UNA CASA MUY MATERNAL

A finales del siglo XIX se hizo necesaria la creación de una Casa de Maternidad en la villa. La sociedad estaba cambiando y, cada vez, eran más las jóvenes y no tan jóvenes que por su inocencia o, por todo lo contrario, quedaban encinta. Por ello, la Diputación Provincial de Vizcaya impulsó este proyecto social.

Al principio se instaló para tal fin un piso refugio en la Plaza de la Cantera, atendida por las Hijas de la Caridad de San Vicente de Paul, quienes debían cuidar de la ropa, las camas, la comida y la limpieza.

Además había una comisión asignada por la Diputación para gestionar aquella obra benéfica.

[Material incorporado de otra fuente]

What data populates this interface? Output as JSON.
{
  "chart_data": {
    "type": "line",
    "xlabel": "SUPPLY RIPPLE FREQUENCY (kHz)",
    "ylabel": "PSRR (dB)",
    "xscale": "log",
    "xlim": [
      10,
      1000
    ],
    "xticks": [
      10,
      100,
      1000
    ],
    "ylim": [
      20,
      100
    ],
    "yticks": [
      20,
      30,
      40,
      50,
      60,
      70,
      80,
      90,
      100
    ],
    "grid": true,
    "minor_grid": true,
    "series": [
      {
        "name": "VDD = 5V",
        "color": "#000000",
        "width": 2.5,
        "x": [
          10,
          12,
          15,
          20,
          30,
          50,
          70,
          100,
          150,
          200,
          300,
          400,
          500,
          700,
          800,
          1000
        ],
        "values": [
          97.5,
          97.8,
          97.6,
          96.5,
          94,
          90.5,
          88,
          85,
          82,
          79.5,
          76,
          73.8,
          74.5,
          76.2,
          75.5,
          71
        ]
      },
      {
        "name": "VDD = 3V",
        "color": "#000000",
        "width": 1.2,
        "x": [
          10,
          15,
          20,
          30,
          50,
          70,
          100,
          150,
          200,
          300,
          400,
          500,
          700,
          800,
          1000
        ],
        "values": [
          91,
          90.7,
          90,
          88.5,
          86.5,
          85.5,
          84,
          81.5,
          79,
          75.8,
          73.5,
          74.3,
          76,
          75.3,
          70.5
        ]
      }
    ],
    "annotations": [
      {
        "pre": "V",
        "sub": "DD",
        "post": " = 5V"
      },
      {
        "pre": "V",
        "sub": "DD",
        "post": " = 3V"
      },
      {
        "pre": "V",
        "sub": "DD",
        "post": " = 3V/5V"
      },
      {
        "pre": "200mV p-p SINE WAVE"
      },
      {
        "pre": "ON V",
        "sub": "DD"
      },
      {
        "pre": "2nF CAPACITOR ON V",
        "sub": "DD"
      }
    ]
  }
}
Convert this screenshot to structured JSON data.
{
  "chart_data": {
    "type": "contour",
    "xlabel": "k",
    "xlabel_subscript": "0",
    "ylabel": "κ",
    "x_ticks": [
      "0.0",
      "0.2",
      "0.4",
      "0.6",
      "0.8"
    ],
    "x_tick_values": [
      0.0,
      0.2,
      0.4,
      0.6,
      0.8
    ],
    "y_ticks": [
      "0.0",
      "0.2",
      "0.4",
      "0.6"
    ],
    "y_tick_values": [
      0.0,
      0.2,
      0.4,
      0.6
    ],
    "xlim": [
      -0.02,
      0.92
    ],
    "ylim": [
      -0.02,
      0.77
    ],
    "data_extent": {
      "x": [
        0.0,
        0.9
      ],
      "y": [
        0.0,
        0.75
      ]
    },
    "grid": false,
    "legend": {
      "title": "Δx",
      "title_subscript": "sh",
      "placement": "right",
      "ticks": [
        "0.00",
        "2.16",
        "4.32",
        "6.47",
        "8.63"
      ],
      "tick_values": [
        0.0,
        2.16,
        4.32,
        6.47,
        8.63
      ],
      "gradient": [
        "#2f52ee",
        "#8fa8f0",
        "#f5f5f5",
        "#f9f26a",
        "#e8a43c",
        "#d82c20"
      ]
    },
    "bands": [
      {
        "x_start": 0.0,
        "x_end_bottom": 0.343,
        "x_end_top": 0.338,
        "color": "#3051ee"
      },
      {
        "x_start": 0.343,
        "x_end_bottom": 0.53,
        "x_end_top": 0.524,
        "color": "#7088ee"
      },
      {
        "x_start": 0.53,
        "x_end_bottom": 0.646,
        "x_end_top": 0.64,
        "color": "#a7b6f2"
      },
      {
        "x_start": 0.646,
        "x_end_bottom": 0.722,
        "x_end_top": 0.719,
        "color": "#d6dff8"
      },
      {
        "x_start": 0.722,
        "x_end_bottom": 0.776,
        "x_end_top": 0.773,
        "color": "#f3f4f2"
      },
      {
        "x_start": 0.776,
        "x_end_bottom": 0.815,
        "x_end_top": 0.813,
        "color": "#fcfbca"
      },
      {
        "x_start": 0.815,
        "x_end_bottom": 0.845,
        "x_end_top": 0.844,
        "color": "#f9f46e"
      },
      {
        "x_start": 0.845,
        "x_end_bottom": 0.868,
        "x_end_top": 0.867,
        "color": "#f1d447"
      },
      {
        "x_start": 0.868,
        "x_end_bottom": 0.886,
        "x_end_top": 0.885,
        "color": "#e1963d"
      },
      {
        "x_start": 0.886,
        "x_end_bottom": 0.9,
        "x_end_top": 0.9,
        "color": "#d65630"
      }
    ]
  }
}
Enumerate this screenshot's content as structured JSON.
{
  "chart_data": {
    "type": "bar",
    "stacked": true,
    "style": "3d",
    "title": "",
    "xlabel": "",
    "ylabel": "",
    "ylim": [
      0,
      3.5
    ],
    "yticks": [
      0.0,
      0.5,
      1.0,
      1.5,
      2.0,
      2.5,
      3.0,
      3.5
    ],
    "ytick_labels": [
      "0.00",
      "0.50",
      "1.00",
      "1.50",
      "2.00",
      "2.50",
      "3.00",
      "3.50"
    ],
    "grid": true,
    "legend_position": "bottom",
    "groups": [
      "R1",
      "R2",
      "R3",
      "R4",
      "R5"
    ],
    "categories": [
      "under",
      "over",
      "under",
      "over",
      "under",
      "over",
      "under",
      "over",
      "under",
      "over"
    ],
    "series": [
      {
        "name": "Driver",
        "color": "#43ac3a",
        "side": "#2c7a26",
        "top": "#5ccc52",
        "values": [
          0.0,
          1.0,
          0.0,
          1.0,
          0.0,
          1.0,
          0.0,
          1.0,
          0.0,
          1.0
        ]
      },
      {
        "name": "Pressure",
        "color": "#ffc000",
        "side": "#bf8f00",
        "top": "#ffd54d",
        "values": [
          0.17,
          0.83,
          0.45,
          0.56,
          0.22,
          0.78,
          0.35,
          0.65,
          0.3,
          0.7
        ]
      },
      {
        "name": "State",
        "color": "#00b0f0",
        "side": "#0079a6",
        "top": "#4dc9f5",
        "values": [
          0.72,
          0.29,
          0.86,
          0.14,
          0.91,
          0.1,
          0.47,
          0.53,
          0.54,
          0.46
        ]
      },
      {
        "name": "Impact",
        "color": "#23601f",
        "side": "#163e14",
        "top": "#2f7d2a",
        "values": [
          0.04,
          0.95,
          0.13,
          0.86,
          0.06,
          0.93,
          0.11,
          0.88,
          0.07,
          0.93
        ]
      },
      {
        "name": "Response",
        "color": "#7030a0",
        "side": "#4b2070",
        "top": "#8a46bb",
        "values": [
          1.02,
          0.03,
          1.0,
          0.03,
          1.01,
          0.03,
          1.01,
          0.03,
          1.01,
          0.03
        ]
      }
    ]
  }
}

Por supuesto contaban con un médico que visitaba a aquellas mujeres acogidas en el piso, una vez al día, por lo menos. Debía permanecer siempre de guardia y ocuparse de intervenciones y partos complicados.

Asimismo, la comadrona, era de vital importancia en este proyecto. El médico delegaba algunas funciones en ella, como por ejemplo los partos sin problemas.

Varias enfermeras y un capellán completaban los servicios de la Casa de Maternidad. El religioso debía inculcar a las mujeres allí alojadas, el arrepentimiento por los errores cometidos.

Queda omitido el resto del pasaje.